Bonjour Valentin, je m’appelle Colin, j’ai 20 ans, je viens d’un petit village perdu dans le sud de la France. Et je suis actuellement étudiant en première année d’école d’ingénieur à l’ENSIIE.

Quel est ton parcours ? 

J’ai eu mon BAC S mention Bien en 2019 dans le petit Lycée Ferdinand Fabre de Bédarieux. Et j’ai ensuite eu la chance d’être admis en classe prépa MPSI au Lycée Joffre de Montpellier. En seconde année, je suis passé en MP*, et après une année très compliquée, j’ai fait une 5/2 dans cette même classe.

Après ces 3 ans laborieux, j’ai intégré l’ENSIIE sur le concours Mines-Télécom.

Comment as-tu vécu ta scolarité en prépa ? 

Pour répondre à cette question, il est nécessaire d’avoir un peu de contexte. Je viens donc d’un petit lycée de province où une infime minorité d’élèves, voire aucun, se dirige ensuite vers une classe préparatoire. J’arrive ainsi en sup dans un monde totalement inconnu, pas préparé, et un avec un niveau exécrable en anglais.

Bref, le début d’année de MPSI se passe pourtant très bien. Pour notre classe de 48, je finis 9ème en physique, 16ème en maths (mais avec une solide 47ème place en anglais haha). Le second semestre se résume à un long confinement, dans lequel je m’enfonce petit à petit dans un rythme de sommeil catastrophique, avec comme seul objectif en tête : l’admission en MP*.

Avec des cernes démentiels, je suis finalement accepté en MP*, bien que je sois plus ou moins officieusement le dernier accepté de notre MPSI.

J’arrive donc en “outsider” en MP*, et il n’y a eu aucune surprise : je finis dès les premiers DS dans les derniers en maths, et encore pire en physique. L’année vire alors assez rapidement au cauchemar. J’enchaîne les mauvais résultats, les khôlles désastreuses, à sans cesse se comparer à des élèves plus performants en MP*. En bref, la spé se passe très mal, et rien ne s’améliore durant cette année.

Pour couronner le tout, le principal problème était le rythme de sommeil, presque dangereux, que je m’imposais. J’enchaînais très régulièrement des nuits à moins de 6h de sommeil. Les nuits de 2 ou 3 heures, voire même quelques nuits blanches à osciller entre travail et oisiveté, étaient elles-aussi loin d’être rares. Je me disais que rattraper le week-end suffisait…

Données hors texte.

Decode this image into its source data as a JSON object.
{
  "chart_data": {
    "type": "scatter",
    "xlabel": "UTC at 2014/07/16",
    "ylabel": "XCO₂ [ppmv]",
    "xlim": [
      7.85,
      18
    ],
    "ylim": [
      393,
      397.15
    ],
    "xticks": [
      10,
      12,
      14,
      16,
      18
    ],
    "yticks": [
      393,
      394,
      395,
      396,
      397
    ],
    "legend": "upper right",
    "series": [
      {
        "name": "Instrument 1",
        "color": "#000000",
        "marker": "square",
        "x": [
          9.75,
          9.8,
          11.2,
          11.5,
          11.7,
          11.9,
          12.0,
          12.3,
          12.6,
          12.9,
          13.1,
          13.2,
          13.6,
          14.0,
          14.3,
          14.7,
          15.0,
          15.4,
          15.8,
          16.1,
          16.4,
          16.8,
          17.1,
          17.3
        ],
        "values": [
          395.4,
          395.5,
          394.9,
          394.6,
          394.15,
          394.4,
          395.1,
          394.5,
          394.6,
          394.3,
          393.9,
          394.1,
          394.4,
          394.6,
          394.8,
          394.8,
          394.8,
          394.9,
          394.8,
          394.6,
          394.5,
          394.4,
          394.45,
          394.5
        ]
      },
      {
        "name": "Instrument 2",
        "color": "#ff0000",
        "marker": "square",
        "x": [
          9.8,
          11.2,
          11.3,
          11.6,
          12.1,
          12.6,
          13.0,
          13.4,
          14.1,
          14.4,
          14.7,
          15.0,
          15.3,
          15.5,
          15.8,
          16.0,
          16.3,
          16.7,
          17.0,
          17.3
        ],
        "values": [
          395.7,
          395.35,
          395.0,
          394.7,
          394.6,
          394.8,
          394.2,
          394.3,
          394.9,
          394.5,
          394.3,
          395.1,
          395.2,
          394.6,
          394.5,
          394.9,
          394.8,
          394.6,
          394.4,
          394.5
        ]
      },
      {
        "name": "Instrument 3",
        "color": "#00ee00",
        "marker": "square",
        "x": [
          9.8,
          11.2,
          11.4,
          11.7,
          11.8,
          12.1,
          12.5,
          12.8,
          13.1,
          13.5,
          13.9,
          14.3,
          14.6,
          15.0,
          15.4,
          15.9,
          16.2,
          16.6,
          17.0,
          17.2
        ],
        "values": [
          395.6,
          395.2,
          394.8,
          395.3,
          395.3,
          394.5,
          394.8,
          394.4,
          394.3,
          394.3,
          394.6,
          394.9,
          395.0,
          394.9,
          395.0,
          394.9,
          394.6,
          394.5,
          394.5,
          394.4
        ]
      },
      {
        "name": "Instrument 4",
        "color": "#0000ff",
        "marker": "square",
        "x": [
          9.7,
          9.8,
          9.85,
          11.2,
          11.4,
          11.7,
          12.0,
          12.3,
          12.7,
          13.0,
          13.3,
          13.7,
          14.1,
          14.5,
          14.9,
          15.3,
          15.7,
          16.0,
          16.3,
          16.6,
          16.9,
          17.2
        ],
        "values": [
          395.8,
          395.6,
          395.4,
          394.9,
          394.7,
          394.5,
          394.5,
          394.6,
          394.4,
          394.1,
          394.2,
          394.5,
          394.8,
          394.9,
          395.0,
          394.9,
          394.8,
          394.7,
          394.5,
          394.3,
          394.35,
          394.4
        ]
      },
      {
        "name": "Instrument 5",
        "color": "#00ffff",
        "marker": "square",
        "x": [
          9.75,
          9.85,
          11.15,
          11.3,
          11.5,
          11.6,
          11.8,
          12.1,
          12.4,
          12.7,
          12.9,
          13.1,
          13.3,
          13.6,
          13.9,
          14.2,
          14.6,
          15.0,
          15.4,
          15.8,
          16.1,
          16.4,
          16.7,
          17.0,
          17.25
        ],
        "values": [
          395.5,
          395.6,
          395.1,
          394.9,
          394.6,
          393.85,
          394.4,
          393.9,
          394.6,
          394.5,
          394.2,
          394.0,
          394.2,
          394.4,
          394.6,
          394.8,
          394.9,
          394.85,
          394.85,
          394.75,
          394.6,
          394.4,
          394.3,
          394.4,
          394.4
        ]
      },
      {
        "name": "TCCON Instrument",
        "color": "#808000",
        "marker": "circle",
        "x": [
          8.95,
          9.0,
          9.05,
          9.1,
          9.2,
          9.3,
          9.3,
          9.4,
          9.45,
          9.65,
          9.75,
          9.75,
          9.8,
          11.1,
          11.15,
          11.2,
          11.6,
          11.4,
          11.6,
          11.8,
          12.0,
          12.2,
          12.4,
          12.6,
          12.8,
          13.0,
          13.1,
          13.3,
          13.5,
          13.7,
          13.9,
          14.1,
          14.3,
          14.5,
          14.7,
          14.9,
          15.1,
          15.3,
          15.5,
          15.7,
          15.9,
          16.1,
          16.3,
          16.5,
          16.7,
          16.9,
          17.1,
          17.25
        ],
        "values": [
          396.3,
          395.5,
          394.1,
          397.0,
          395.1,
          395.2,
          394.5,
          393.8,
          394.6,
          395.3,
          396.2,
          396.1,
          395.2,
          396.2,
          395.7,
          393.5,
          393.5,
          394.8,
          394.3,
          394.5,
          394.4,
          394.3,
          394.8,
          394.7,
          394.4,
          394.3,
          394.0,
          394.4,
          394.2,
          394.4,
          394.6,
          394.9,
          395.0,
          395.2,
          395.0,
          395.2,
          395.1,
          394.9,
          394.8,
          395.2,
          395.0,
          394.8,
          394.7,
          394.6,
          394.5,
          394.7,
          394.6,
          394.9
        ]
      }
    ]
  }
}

La 5/2 apparaissait alors comme une évidence. Et cette troisième année se passa beaucoup mieux, j’essayais de mieux dormir, de travailler sérieusement, et je reste ainsi tout le long de l’année milieu de classe en maths et en physique. Mais, malgré cette (je trouve) bonne année de 5/2, le retard d’une 3/2 catastrophique n’a pas réussi à être totalement comblé et je reste finalement plutôt déçu de mes résultats aux concours.

Peux-tu présenter l’ENSIIE ? 

L’ENSIIE est une école spécialisée en informatique, mais aussi en mathématiques appliquées. C’est une école située à Evry (à deux pas de Télécom SudParis) et due à sa petite promo, elle est très peu connue dans le monde des prépas.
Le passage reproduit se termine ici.